Abstract

To evaluate the clinical significance of silent myocardial ischemia in elderly patients with coronary artery disease, 147 patients (aged 65 years and older) underwent coronary angiography and dipyridamole thallium scintigraphy. Seventy-four patients (44 men, 30 women) who showed reversible defects (RD) and ischemic ST depression during scintigraphy were divided into two groups: 13 with silent RD (18%, 12 men, 1 woman), and 61 with painful RD (82%, 32 men, 29 women). Most patients with silent RD were men. The prevalence of myocardial infarction was similar in patients with silent RD (62%) and in patients with painful RD (49%). The prevalence of multivessel disease was also similar in the two groups: 85% in patients with silent RD and 82% in patients with painful RD. Among 38 patients with infarction, 8 had silent RD and 30 had painful RD. The prevalence of RD in the area of infarction was greater in patients with silent RD (63%) than in patients with painful RD (47%), but the difference was not statistically significant. The prevalence of extensive infarction (fixed defects) was greater in patients with silent RD (75%) than in patients with painful RD (30%, p < 0.05).

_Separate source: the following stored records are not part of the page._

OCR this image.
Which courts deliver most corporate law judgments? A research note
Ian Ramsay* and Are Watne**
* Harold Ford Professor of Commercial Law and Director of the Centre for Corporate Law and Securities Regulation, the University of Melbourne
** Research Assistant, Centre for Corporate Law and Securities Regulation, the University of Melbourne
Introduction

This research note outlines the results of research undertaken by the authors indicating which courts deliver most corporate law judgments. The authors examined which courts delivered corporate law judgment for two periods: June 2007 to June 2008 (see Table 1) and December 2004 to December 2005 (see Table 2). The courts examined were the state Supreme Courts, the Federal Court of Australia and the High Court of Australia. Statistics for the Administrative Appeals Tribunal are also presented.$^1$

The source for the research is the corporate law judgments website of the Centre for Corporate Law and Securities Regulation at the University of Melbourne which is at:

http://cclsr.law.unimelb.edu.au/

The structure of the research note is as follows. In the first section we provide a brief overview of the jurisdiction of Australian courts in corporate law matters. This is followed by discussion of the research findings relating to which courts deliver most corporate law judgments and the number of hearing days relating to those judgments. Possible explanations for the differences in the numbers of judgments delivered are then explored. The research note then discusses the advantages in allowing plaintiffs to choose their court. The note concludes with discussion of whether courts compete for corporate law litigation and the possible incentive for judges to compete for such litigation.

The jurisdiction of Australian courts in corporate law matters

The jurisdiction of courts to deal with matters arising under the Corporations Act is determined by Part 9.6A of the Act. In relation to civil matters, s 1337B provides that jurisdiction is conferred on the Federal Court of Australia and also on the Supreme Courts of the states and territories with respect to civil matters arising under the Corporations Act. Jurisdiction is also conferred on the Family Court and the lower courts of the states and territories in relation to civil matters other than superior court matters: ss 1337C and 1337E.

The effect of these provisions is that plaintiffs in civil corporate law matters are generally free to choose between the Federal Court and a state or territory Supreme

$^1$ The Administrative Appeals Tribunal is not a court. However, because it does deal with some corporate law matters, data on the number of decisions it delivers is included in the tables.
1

Among 36 patients without infarction, there was no scintigraphic parameter which showed significant difference. Bypass grafting and angioplasty were initially performed in 23% of the patients with silent RD and in 36% of the patients with painful RD (ns). When the two groups were treated medically during the follow-up period of 29 +/- 22 months, the incidences of cardiac events were similar: 10% in patients with silent RD and 13% in patients with painful RD. The prevalence of silent RD is not high in elderly patients with significant coronary artery disease. Compared with the patients with painful RD, those with silent RD were more likely to have an old and extensive myocardial infarction, and they tended to have RD in the area of the infarct.